The five pillars of our launch
1. AI-first architecture
Conversational resolution at the center, with generative models wired to approved knowledge, business rules and CRM context, not a standalone LLM answering without memory or policy.
2. True omnichannel
WhatsApp, web chat, semantic voice (web, WhatsApp and phone) and SMS in one operation with unified history. Customers do not "start over" when switching channels; teams do not lose the thread on escalation.
3. Measurable operations
Native BI, Follow Up, AI Forms and conversational CRM turn customer service into actionable data for management, without parallel spreadsheet workflows or constant manual exports.
4. Context-aware handoff
When AI escalates to a human, the agent sees full history, intent and CRM in plain sight. Customers do not repeat name, order and ticket number for the third time.
5. Enterprise-ready
Documented APIs and a Reasoning orchestrator for critical flows: integrate ERPs, finance and corporate data with governance, curation and clear boundaries where the company always prefers a human in control.

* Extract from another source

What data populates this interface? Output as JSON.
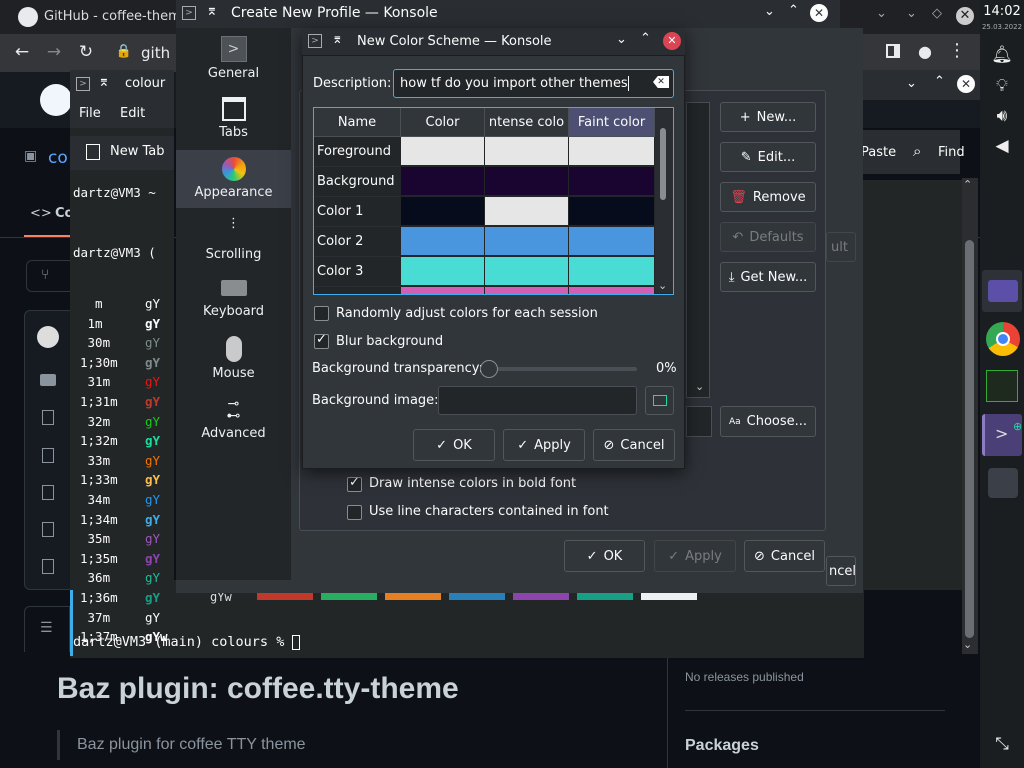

Our conversation workspace
AI CRM for the conversational era
Our positioning is explicit: we're not "another bot." We're relationship infrastructure for an era when businesses and customers already talk via message, audio and voice, not only forms and email.
We're the Conversational AI platform that turns customer service, sales and relationships into an intelligent, omnichannel and humanized operation.
AI CRM for the conversational era. Relationships became conversational; we bring service, management and intelligence into one living ecosystem.
Three axes sustain that vision at once:
| Axis | What changes in practice |
|---|---|
| Commercial | Fast first reply still warms leads; qualification and scheduling happen in conversation |
| Support | Effective automation frees humans for negotiation, exceptions and empathy |
| Data | Each interaction becomes input for product, campaigns and process; it does not evaporate in chat |
The market we see: beyond "magic bot" hype
Brazil's generative AI market has matured. Operators want SLAs, security, traceability and reports. Marketing and sales need conversion and pace in first replies after campaigns. Finance needs negotiation and payment copies on the right channel, without friction.
The shift underway is from form-, queue- and menu-driven operations to intelligent conversation-driven operations. Enterprises with huge volumes in care, sales, collections, support and lifecycle must serve more people with higher quality in less time, without losing personalization or control.
We believe mature Conversational AI is how you scale without multiplying operating cost or degrading CX. That's why we position this platform as infrastructure for those outcomes, not a static widget.
The next generation of enterprises won't only be digital. They'll be conversational, intelligent and integrated, able to serve at scale without treating people like numbers.
Our manifesto
Enterprise trajectory and what we learned in the field
Our trajectory includes institutional and industrial clients with major public impact, including a public case with Brazil's National Council of Justice (CNJ) and large brands that depend on true omnichannel reach, such as the Volvo case in automotive.
The governance, traceability and legacy integration bar those profiles require shaped this product generation: documented APIs, Reasoning for critical flows, curated knowledge and controls where regulated sectors or internal policy require a human on the final decision.
With this new structure, we serve organizations where volume, legacy and compliance do not fit in shallow automation layers or disconnected SaaS stacks.
Our automation and orchestration
Applications by area
Our platform serves enterprises with high volumes in customer service, sales, marketing, collections, technical support, Customer Success and HR. Our modular design lets you connect what hurts most today first and expand without swapping stacks.
| Area | Typical use cases | Expected outcome |
|---|---|---|
| Care / Support | FAQ, order status, ticket creation, proactive NPS | Quality deflection; humans only on complex cases |
| Sales / Marketing | Lead qualification, scheduling, post-campaign follow-up | Conversion in the first response window |
| Finance / Collections | Invoice copies, negotiation, payment confirmation | Resolution on the preferred channel (e.g. WhatsApp) |
| CS / Retention | Conversational health score, churn alerts | Action before cancellation |
| HR / Internal | Benefits, time-off, policy questions | Scale without an infinite HR queue |
| Operations | Inbound triage, CRM ↔ ERP reconciliation | Less manual work between systems |
Deep integration: what separates curiosity from product
Patrick Bonnereau, our co-founder, puts it well:
When AI talks to ERP, finance, CRM and operations in real time, the company stops patching tools together and starts operating with end-to-end context.
Our bet is AI First with governance: scale with maturity, not empty promises. That includes architecture for continuous evolution, response quality metrics, human handoff with context and a technical base that sustains growth without sacrificing experience.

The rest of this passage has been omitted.